The Fed, money supply, interest rates, and inflation

This article by economist Edward Lotterman explains some of the dynamics in the Federal Reserve’s control of money supply and interest rates.

The monetary base consists of currency in circulation plus all bank reserves, that is, their deposits minus their loans. This is the variable the Fed controls through direct lending to banks or by open-market operations of buying and selling government bonds.

The Nov. 13 H.3 bulletin shows that the Fed increased this monetary base by 50 percent over the past 12 months, from $825 billion to $1.236 trillion. Such an increase is unprecedented in U.S. history.

The increase came through emergency Fed lending to sundry financial institutions. These went from $366 million in October 2007 to $15.4 billion one month later as the Fed went into panic mode. By early November 2008, such borrowing from the Fed reached $675 billion. This 44-fold increase in a year is extraordinary.

Over the past year, however, M2, the broad measure of the money supply, increased by only 7.4 percent, much less than the monetary base. What gives?

The answer is that the money supply depends not only on the monetary base, but also on how aggressively banks are lending. And while the Fed’s emergency interventions have ballooned the monetary base, banks have been contracting their lending sharply as part of the general deleveraging that is going on across the economy.

I’ve had trouble understanding why people have been worried inflation, rather than deflation. The price of everything seems to be going down: homes, gasoline, stocks, and everything covered by the consumer price index, which recently had its sharpest drop since 1947.

Lotterman’s very next paragraph helps explain better than anything I’ve read why some people are worried about the risk of inflation, not immediately, but during the recovery phase in the coming years:

The crucial question is whether, when the economy eventually improves, the Fed can shrink this vast pool of its own lending without negative consequences. If it doesn’t, such an increase in the monetary base would be inflationary in the long run. But it is hard to retract credit at just the right time when an economy is recovering from the effects of a credit crunch.

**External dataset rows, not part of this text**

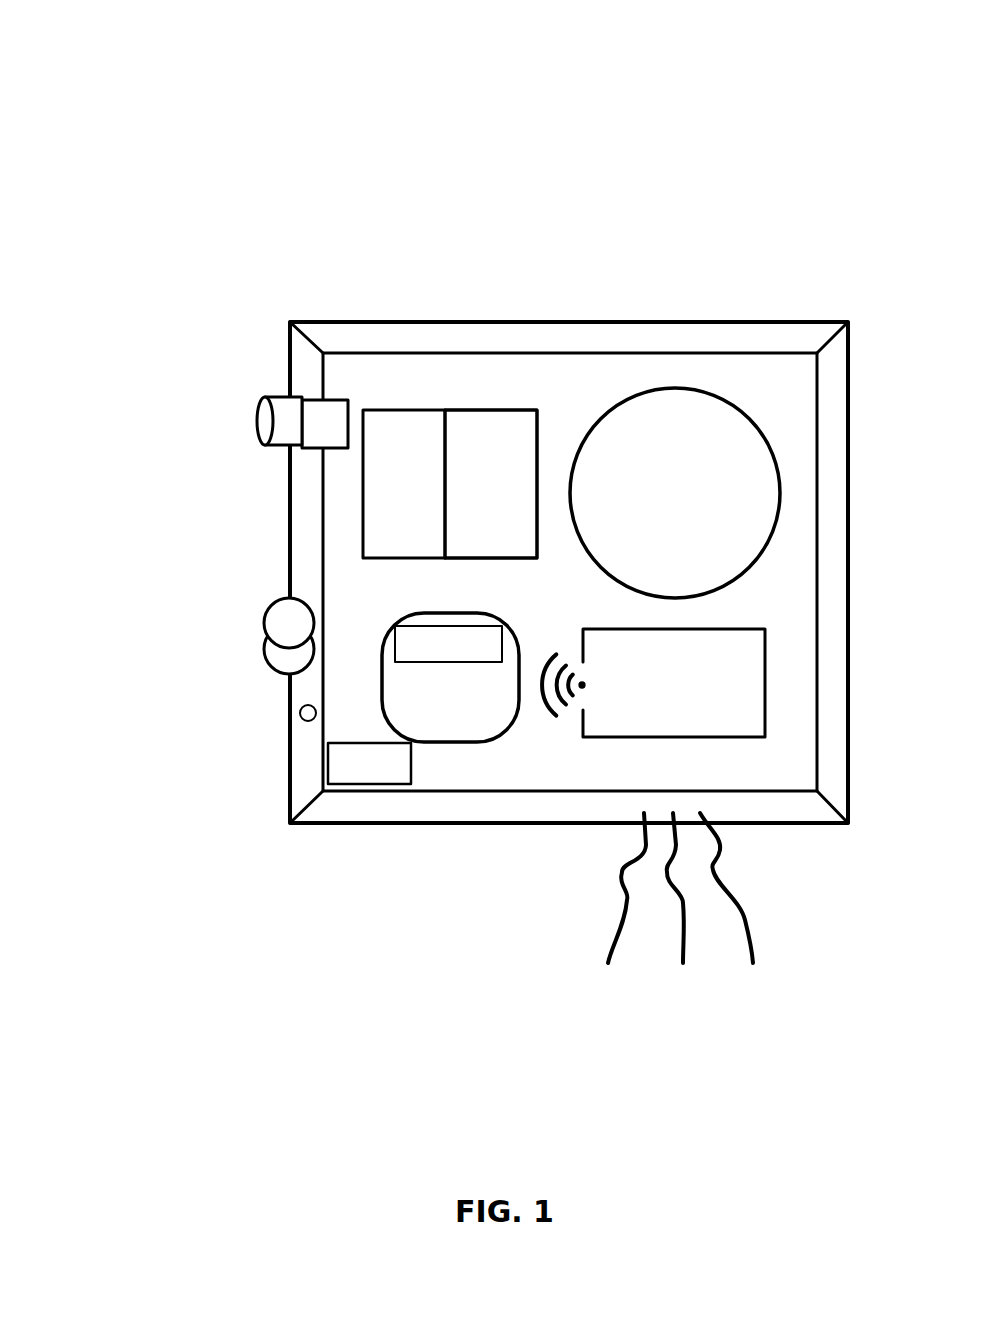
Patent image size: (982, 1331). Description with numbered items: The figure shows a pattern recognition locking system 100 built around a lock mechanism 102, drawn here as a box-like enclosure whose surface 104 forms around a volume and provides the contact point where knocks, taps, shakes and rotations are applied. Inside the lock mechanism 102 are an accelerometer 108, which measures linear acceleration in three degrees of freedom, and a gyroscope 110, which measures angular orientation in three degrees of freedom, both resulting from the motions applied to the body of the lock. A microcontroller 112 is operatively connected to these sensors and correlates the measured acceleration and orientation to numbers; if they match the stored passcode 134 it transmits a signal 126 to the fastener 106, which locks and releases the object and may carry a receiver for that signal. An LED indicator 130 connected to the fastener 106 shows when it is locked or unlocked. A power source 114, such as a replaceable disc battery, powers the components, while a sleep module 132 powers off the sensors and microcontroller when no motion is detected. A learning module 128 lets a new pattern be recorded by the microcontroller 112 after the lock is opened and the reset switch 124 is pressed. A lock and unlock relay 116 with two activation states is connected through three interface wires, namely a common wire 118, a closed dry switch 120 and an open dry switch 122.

The pattern recognition locking system 100 is at (118, 99).
The lock mechanism 102 is at (619, 570).
The surface 104 is at (590, 343).
The fastener 106 is at (265, 627).
The accelerometer 108 is at (418, 493).
The gyroscope 110 is at (500, 493).
The microcontroller 112 is at (468, 691).
The power source 114 is at (689, 513).
The lock and unlock relay 116 is at (696, 692).
The common wire 118 is at (677, 967).
The closed dry switch 120 is at (605, 950).
The open dry switch 122 is at (757, 952).
The reset switch 124 is at (258, 410).
The signal 126 is at (538, 712).
The learning module 128 is at (337, 401).
The LED indicator 130 is at (300, 721).
The sleep module 132 is at (386, 774).
The passcode 134 is at (441, 623).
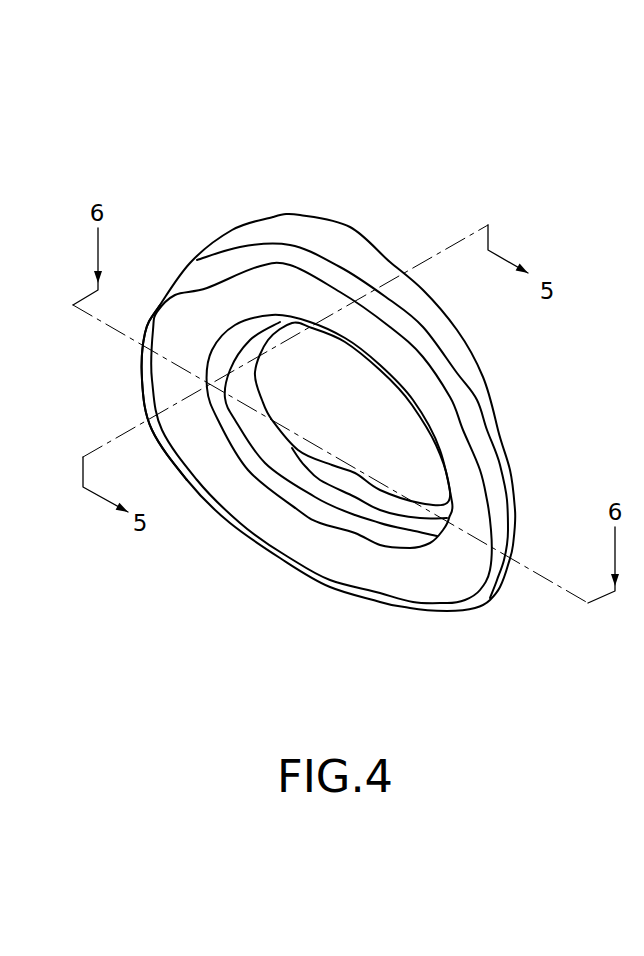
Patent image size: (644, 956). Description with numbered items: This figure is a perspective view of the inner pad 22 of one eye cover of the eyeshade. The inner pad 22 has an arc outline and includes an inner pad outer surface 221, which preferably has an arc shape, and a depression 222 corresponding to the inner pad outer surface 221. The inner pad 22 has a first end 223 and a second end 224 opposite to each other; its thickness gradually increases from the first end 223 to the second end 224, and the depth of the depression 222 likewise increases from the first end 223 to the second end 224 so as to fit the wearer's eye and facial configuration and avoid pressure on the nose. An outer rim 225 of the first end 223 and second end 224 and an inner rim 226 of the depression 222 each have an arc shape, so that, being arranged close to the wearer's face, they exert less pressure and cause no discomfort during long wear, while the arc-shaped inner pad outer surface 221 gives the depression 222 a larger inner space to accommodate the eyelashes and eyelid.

The inner pad 22 is at (266, 100).
The inner pad outer surface 221 is at (300, 214).
The depression 222 is at (370, 433).
The first end 223 is at (507, 587).
The second end 224 is at (140, 364).
The outer rim 225 is at (317, 270).
The inner rim 226 is at (368, 527).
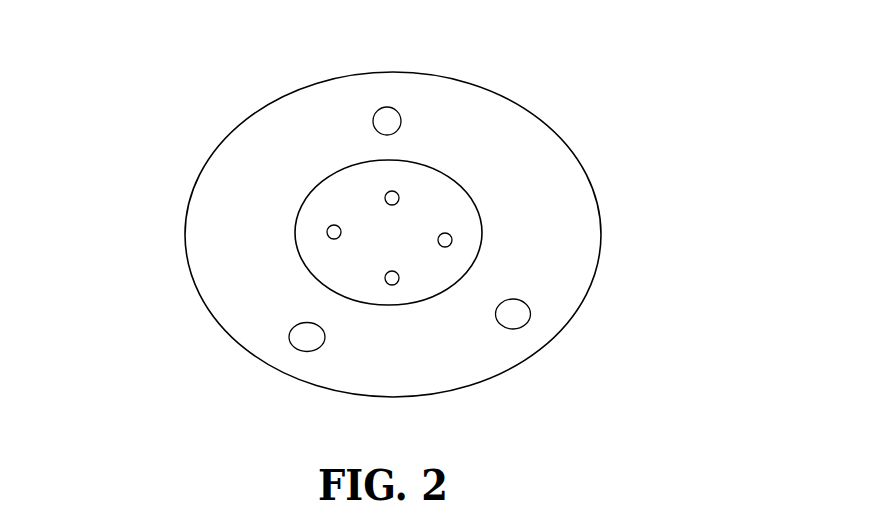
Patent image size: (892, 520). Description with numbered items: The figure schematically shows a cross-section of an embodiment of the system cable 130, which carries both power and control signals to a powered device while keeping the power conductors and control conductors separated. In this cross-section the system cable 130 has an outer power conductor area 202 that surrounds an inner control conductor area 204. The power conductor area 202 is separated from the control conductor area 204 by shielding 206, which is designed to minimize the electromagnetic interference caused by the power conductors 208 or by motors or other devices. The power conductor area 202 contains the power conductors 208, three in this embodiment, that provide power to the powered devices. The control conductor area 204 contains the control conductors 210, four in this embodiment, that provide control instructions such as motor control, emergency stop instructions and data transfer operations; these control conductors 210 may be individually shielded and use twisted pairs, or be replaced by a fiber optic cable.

One explanation I’ve seen for inflation during a recovery is that the government tries to induce inflation to help people recover from debt, on the theory that you’re paying off debt with cheaper inflated dollars. Lotterman is explaining it in terms of simple overshoot – the government is afraid to turn off the money supply for fear of crashing the economy they resuscitated so they let the cheap money supply linger too long.